Nur nicht erwischen lassen: das Indiegame „Inside“ Foto: Hersteller

Das dänische Indiestudio Playdead hat mit „Inside“ ein verstörendes Kunstwerk geschaffen.

Stuttgart - Der Geschichte, die dieses Spiel erzählt, fehlt der Anfang. Es gibt keine erklärenden Worte, keine einleitende Videosequenz. Unvermittelt finden wir uns wieder im Körper eines vielleicht zehnjährigen Jungen, mitten in einem düsteren Wald. Es regnet. Und wir sind auf der Flucht: vor Männern mit Taschenlampen, Lastwagen und Spürhunden. Warum wissen wir nicht. In die Welt von „Inside“ wird man einfach hineingeworfen.

 

Das Spiel ist der zweite Titel, den das dänische Indiestudio Playdead bisher veröffentlicht hat. Im Jahr 2010 war „Limbo“ erschienen, das bereits ähnlich düster und opak war. Spieler und Kritiker waren damals gleichermaßen begeistert. Sechs Jahre lang arbeiteten die Programmierer an dem Nachfolger. Der Aufwand hat sich gelohnt: Playdead ist erneut ein großer Wurf gelungen.

Man stirbt unzählige Tode

Dabei ist „Inside“, was die Spielmechanik angeht, eher einfach gestrickt: Im Wesentlichen handelt es um eine Mischung aus Geschicklichkeits- und Knobelspiel. Das Ziel ist stets, von links weiter nach rechts zu gelangen, was insofern ein Problem darstellt, als immer wieder neue Hindernisse auftauchen: Mal ist eine Tür verschlossen, dann wieder muss man unbemerkt an den Scheinwerfern vorbeischleichen, die den Boden absuchen, oder eine Maschine clever umprogrammieren. Allzu schwierig sind diese Rätsel nicht, auch wenn man im Verlauf des Spiels unzählige Tode stirbt. Doch jedes Mal erwirbt man dadurch Hinweise darauf, wie es weitergehen könnte. Den Entwicklern ist es auf diese Weise geglückt, ein Spielerlebnis zu kreieren, das nahezu perfekt die Balance zwischen Herausforderung und Frustration hält.

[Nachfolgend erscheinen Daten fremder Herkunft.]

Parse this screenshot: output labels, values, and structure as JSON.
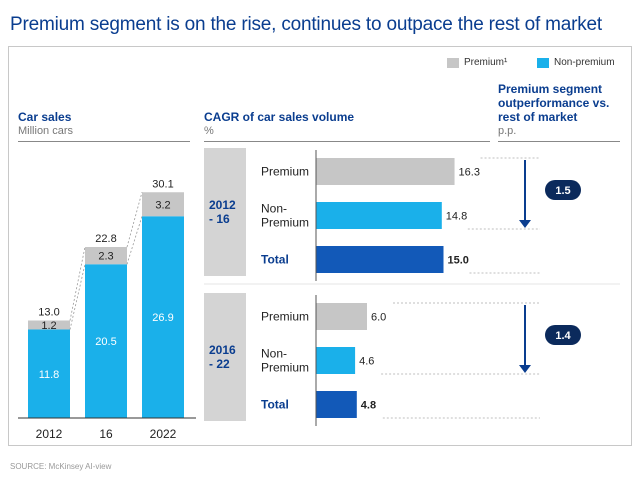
{
  "title": "Premium segment is on the rise, continues to outpace the rest of market",
  "legend": [
    {
      "label": "Premium¹",
      "color": "#c6c6c6"
    },
    {
      "label": "Non-premium",
      "color": "#1ab0ea"
    }
  ],
  "colors": {
    "premium": "#c6c6c6",
    "non_premium": "#1ab0ea",
    "total": "#1259b8",
    "band": "#d4d4d4",
    "outperf_badge": "#0b2a5c"
  },
  "left_chart": {
    "header": "Car sales",
    "unit": "Million cars"
  },
  "mid_chart": {
    "header": "CAGR of car sales volume",
    "unit": "%"
  },
  "right_panel": {
    "header_lines": [
      "Premium segment",
      "outperformance vs.",
      "rest of market"
    ],
    "unit": "p.p."
  },
  "source": "SOURCE: McKinsey AI-view",
  "chart_data": [
    {
      "type": "bar",
      "stacked": true,
      "title": "Car sales",
      "ylabel": "Million cars",
      "categories": [
        "2012",
        "16",
        "2022"
      ],
      "series": [
        {
          "name": "Non-premium",
          "values": [
            11.8,
            20.5,
            26.9
          ]
        },
        {
          "name": "Premium¹",
          "values": [
            1.2,
            2.3,
            3.2
          ]
        }
      ],
      "totals": [
        "13.0",
        "22.8",
        "30.1"
      ],
      "value_labels": {
        "Non-premium": [
          "11.8",
          "20.5",
          "26.9"
        ],
        "Premium¹": [
          "1.2",
          "2.3",
          "3.2"
        ]
      }
    },
    {
      "type": "bar",
      "orientation": "horizontal",
      "title": "CAGR of car sales volume",
      "ylabel": "%",
      "groups": [
        {
          "period": [
            "2012",
            "- 16"
          ],
          "rows": [
            {
              "label": [
                "Premium"
              ],
              "value": 16.3,
              "display": "16.3",
              "kind": "premium"
            },
            {
              "label": [
                "Non-",
                "Premium"
              ],
              "value": 14.8,
              "display": "14.8",
              "kind": "non_premium"
            },
            {
              "label": [
                "Total"
              ],
              "value": 15.0,
              "display": "15.0",
              "kind": "total"
            }
          ],
          "outperformance": "1.5"
        },
        {
          "period": [
            "2016",
            "- 22"
          ],
          "rows": [
            {
              "label": [
                "Premium"
              ],
              "value": 6.0,
              "display": "6.0",
              "kind": "premium"
            },
            {
              "label": [
                "Non-",
                "Premium"
              ],
              "value": 4.6,
              "display": "4.6",
              "kind": "non_premium"
            },
            {
              "label": [
                "Total"
              ],
              "value": 4.8,
              "display": "4.8",
              "kind": "total"
            }
          ],
          "outperformance": "1.4"
        }
      ]
    }
  ]
}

Packend ist „Inside“ aber vor allem dank seiner außergewöhnlichen Dramaturgie. Man weiß nicht, warum der Junge flieht und vor wem, und auch nicht, wohin er eigentlich zu gelangen versucht. Da es sich aber um einen wehrlosen Halbwüchsigen handelt, der offenkundig von skrupellosen Erwachsenen bedroht wird, identifiziert sich der Spieler dennoch sofort mit dem Protagonisten. Und so rennt man einfach immer weiter, erst durch den Wald, später durch eine verfallene Industrieanlage, stets getrieben von dem Wunsch, endlich zu erfahren, was das alles überhaupt soll.

Eine Atmosphäre der Bedrohung

Auf diese Frage erhält man jedoch allenfalls bruchstückhafte Hinweise. Subtil zeichnet „Inside“ das Bild einer dystopischen Welt, fast beiläufig wird der Spieler mit Szenen konfrontiert, die auf den politischen Horror der realen Geschichte verweisen – etwa wenn wir unbemerkt an apathisch wirkenden Menschen vorbeigelangen müssen, die Schlange stehend darauf warten, von einer Wachmannschaft untersucht und registriert zu werden.

Es fällt bei „Inside“ kein einziges Wort, was eine rational kaum zu greifende Atmosphäre der Bedrohung erzeugt. Genau so funktionieren Albträume. Dass man nur weiterkommt, indem man die eigenen Kombinationsfähigkeiten bemüht, ist geradezu ein Segen, denn es erinnert daran, dass in dieser Welt wenigstens die logischen Gesetzmäßigkeiten nicht außer Kraft gesetzt sind. Anders wäre das Ganze   kaum zu ertragen. Wer glaubt, das ästhetische Potenzial des Genres der Jump’n’Runs könne nicht das überbieten, was Mainstreamtitel wie „Super Mario“ zeigen, wird hier eines Besseren belehrt.

Zuletzt nimmt „Inside“ eine genauso überraschende wie groteske Wendung, die mehr Fragen aufwirft als beantwortet. Vermutlich hilft allein, alles noch einmal von vorn zu beginnen, in der Hoffnung, einen entscheidenden Fingerzeig zu entdecken, der beim ersten Mal übersehen wurde. Diese Geschichte hat nicht nur keinen Anfang, sondern auch kein Ende.